Neuroacanthocytosis: Presenting With Depression

“Mr. A,” a 38-year-old divorcee, presented to the department of neurology with complaints of alteration of the gait for the past 14 years. Since the age of 24, he had walked with a peculiar gait characterized by exaggerated lurching interspersed with sudden flexion movements at the hip and the knee joints bilaterally. He also had three episodes of generalized tonic clonic seizures when he was 26 years old; since then, he has been stabilized on 300 mg of phenytoin. For the past 3 years he has experienced difficulty with his speech and has found it difficult to articulate words. He also has experienced difficulty degluting solids. Following the onset of the illness, Mr. A lost his job, wife, and 6-year-old daughter. For the 8 months prior to presentation, Mr. A reported sadness and a loss of interest in those TV programs he usually watched. His interaction with his family members also diminshed and now he preferred to spend most of his time alone in his room. At times he experienced thoughts of helplessness and hopelessness. He found no purpose left in his life and thought of ending it. Neurological examination revealed dysarthric speech and chorieform movement of the bilateral upper limbs. There was no evidence of any sensory deficit. His magnetic resonance imaging (MRI) scans did not reveal any significant findings and his routine investigations, apart from the peripheral blood film (PBF), were within normal range. PBF showed accanthocytes that constitute 10% of the peripheral blood film. A detailed psychiatric evaluation produced evidence in favor of major depressive disorder following which he was put on a regimen of sertraline, 200 mg.

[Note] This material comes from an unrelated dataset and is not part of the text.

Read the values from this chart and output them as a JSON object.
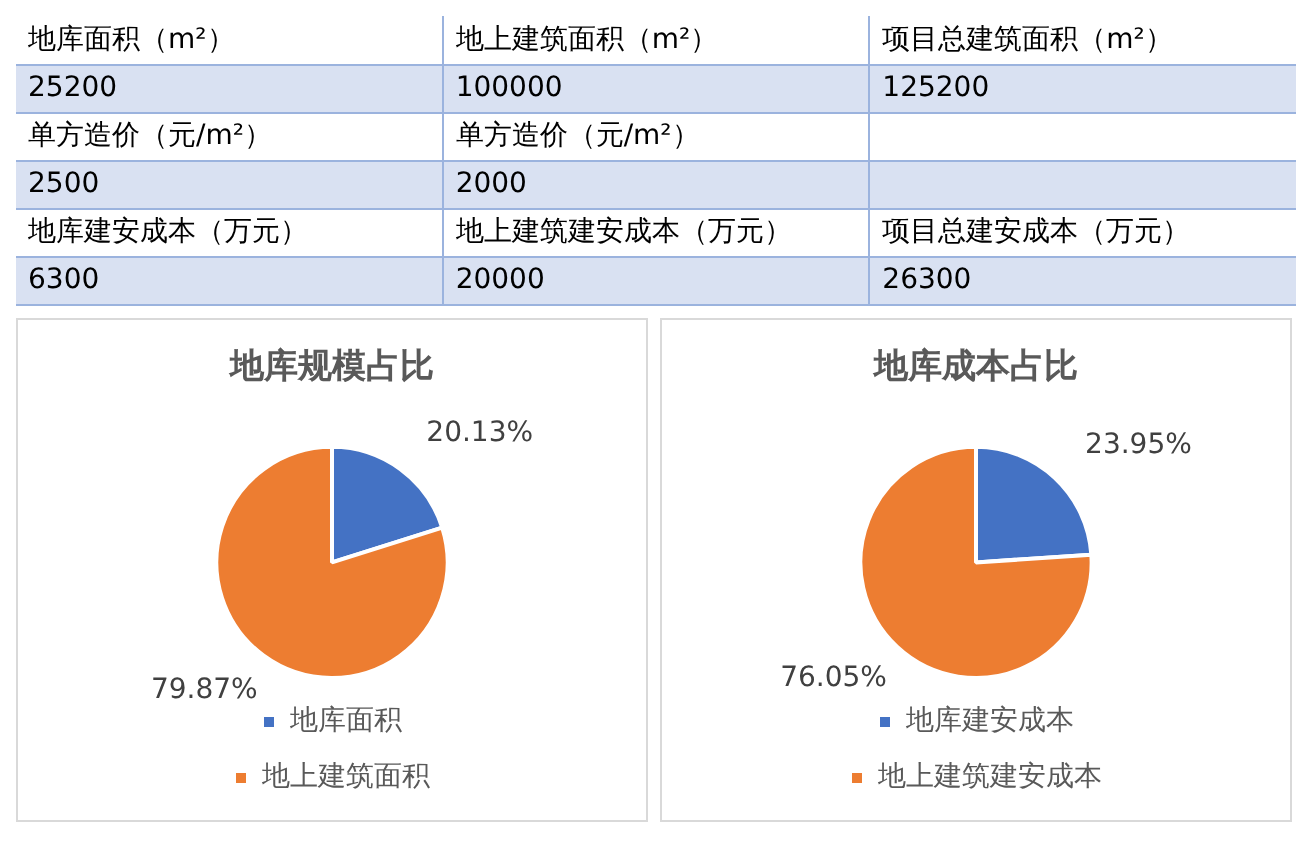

Neuroacanthocytosis is a progressive neurological disease first described by Levine in 1960 and characterized by movement disorders, personality changes, cognitive deterioration, axonal neuropathy, and seizures. Acanthocytes (>3%) are seen in peripheral blood smears. Neurochemical studies have revealed altered levels of catecholamines in various brain regions. Dopamine has been found to be decreased in almost the entire brain, and norepinephrine levels elevated in the putamen and globus pallidus. Studies have also reported decreased serotonin levels in the caudate nucleus and substantia nigra. The mean age of presentation ranges from 8 to 62 years with a possible male preponderance. Sporadic cases, as well as autosomal recessive, autosomal dominant, and X-linked inheritance patterns, have been reported. This disorder is linked to chromosome 9q21. Imaging studies have revealed caudate atrophy and increased signal in caudate and lentiform nuclei and hypometabolism in the neostriatum and the frontal cerebral cortical areas. The psychiatric manifestations of the disorder reported include personality changes, impulsivity, distractibility, anxiety, depression, apathy, loss of introspection, and compulsivity. 1, 2 The treatment basically aims at supportive therapy and the management of associated behavioral symptoms.